The former No. 1 overall pick made his Triple-A debut for the Syracuse Chiefs on Friday night before a standing-room-only crowd of 13,766. While he is not expected to stay in Central New York for long, the Nationals prospect has brought considerable excitement to a team that was averaging 3,915 per game.
Syracuse has hosted its fair share of major sporting events. Syracuse University has a nationally renowned athletic program, boasting storied lacrosse, basketball and football teams. In March, the Carrier Dome hosted the Sweet 16 and Elite Eight of the NCAA Men's Basketball Tournament.
That aside, not much in the form of top-notch entertainment regularly finds it way to this upstate New York city -- certainly not pitchers who are expected to be the next Nolan Ryan or Roger Clemens.
"It puts Syracuse on the map," Chiefs assistant general manager Mike Voutsinas said. "If you look at all the national coverage that the Syracuse Chiefs have gotten since the announcement was made, it just puts our city on the map. It gives us a great showcase and brings a lot of people into the area, from surrounding counties to other parts of New York to Pennsylvania and even Canada.
"We're the closest Triple-A market to a lot of these cities, and this is a chance to get them into Syracuse to showcase our ballpark and our team."
According to Voutsinas, not since Darryl Strawberry in 1999 and Deion Sanders in 2001 have baseball players brought such levels of excitement into Syracuse. And because Strasburg is an up-and-comer with seemingly limitless potential, fans have taken a special interest in the San Diego State product that simply wasn't there when Strawberry and Sanders took the field.
Once Syracuse University's basketball season concludes, the community loses a valuable source of revenue until the following August, when the college football season begins. Though Strasburg's brief tenure with the Chiefs won't help stimulate the economy the way the university's major athletic programs do, it could provide a moderate replacement in the relatively tame spring and summer months -- depending on how long before he is promoted to the big leagues.
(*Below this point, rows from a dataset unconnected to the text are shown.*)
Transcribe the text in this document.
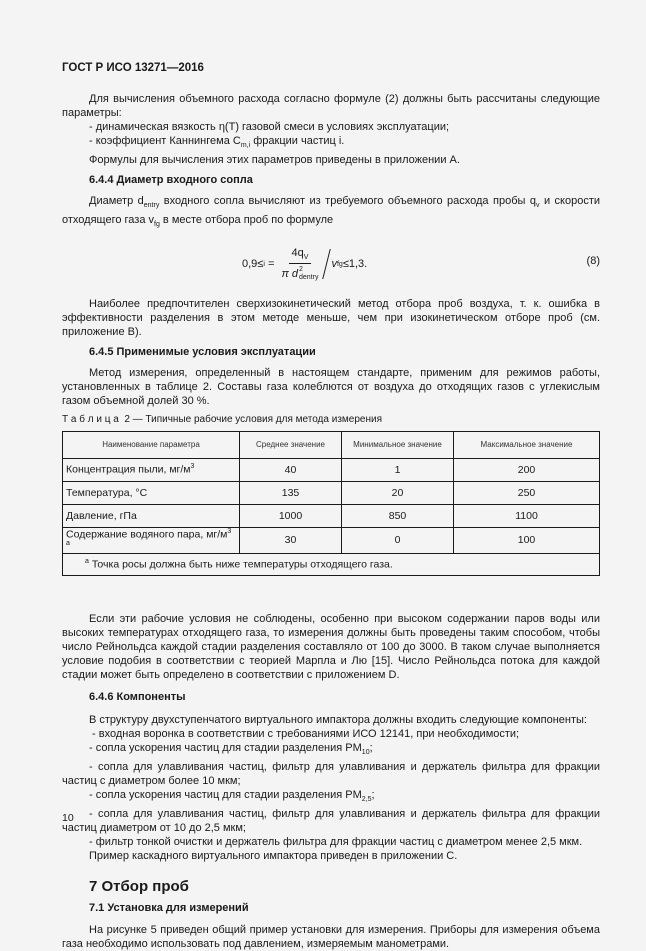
ГОСТ Р ИСО 13271—2016

Для вычисления объемного расхода согласно формуле (2) должны быть рассчитаны следующие параметры:

- динамическая вязкость η(T) газовой смеси в условиях эксплуатации;

- коэффициент Каннингема $C_{m,i}$ фракции частиц i.

Формулы для вычисления этих параметров приведены в приложении А.

6.4.4 Диаметр входного сопла

Диаметр $d_{entry}$ входного сопла вычисляют из требуемого объемного расхода пробы $q_v$ и скорости отходящего газа $v_{fg}$ в месте отбора проб по формуле

$0,9\le i = 4q_V$
π d 2
dentry v fg ≤1,3.	(8)

Наиболее предпочтителен сверхизокинетический метод отбора проб воздуха, т. к. ошибка в эффективности разделения в этом методе меньше, чем при изокинетическом отборе проб (см. приложение В).

6.4.5 Применимые условия эксплуатации

Метод измерения, определенный в настоящем стандарте, применим для режимов работы, установленных в таблице 2. Составы газа колеблются от воздуха до отходящих газов с углекислым газом объемной долей 30 %.

Т а б л и ц а  2 — Типичные рабочие условия для метода измерения
Наименование параметра	Среднее значение	Минимальное значение	Максимальное значение
Концентрация пыли, $мг/м^3$	40	1	200
Температура, °C	135	20	250
Давление, гПа	1000	850	1100
Содержание водяного пара, $мг/м^{3 а}$	30	0	100
$^а$ Точка росы должна быть ниже температуры отходящего газа.			

Если эти рабочие условия не соблюдены, особенно при высоком содержании паров воды или высоких температурах отходящего газа, то измерения должны быть проведены таким способом, чтобы число Рейнольдса каждой стадии разделения составляло от 100 до 3000. В таком случае выполняется условие подобия в соответствии с теорией Марпла и Лю [15]. Число Рейнольдса потока для каждой стадии может быть определено в соответствии с приложением D.

6.4.6 Компоненты

В структуру двухступенчатого виртуального импактора должны входить следующие компоненты:

- входная воронка в соответствии с требованиями ИСО 12141, при необходимости;

- сопла ускорения частиц для стадии разделения $PM_{10}$;

- сопла для улавливания частиц, фильтр для улавливания и держатель фильтра для фракции частиц с диаметром более 10 мкм;

- сопла ускорения частиц для стадии разделения $PM_{2,5}$;

- сопла для улавливания частиц, фильтр для улавливания и держатель фильтра для фракции частиц диаметром от 10 до 2,5 мкм;

- фильтр тонкой очистки и держатель фильтра для фракции частиц с диаметром менее 2,5 мкм.

Пример каскадного виртуального импактора приведен в приложении С.

7 Отбор проб
7.1 Установка для измерений

На рисунке 5 приведен общий пример установки для измерения. Приборы для измерения объема газа необходимо использовать под давлением, измеряемым манометрами.

10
According to Syracuse University senior James Simmons, Friday's game was definitely one of the most hyped events that has occurred in town over the past four years.
"Obviously, Syracuse University sports are the biggest, but this is definitely one of the bigger sporting events we've been able to have here," Simmons said. "It's really big for the Chiefs, too, because they don't usually get a whole lot of support from the students."
It remains to be seen just how much impact Strasburg's time in a Chiefs uniform will have on the community. But if Friday night is an indicator, the outlook seems bright.
Whether it's a seven-year-old boy attending his first game or Syracuse Mayor Stephanie Miner, the entire city seems to have rallied around the pitching prodigy.
"I think this could certainly have a positive impact on our community, particularly during these tough economic times," Miner said. "Families, friends and neighbors can get tickets to see Chiefs games at a price that doesn't break the bank and see a piece of sports history as a promising career takes shape."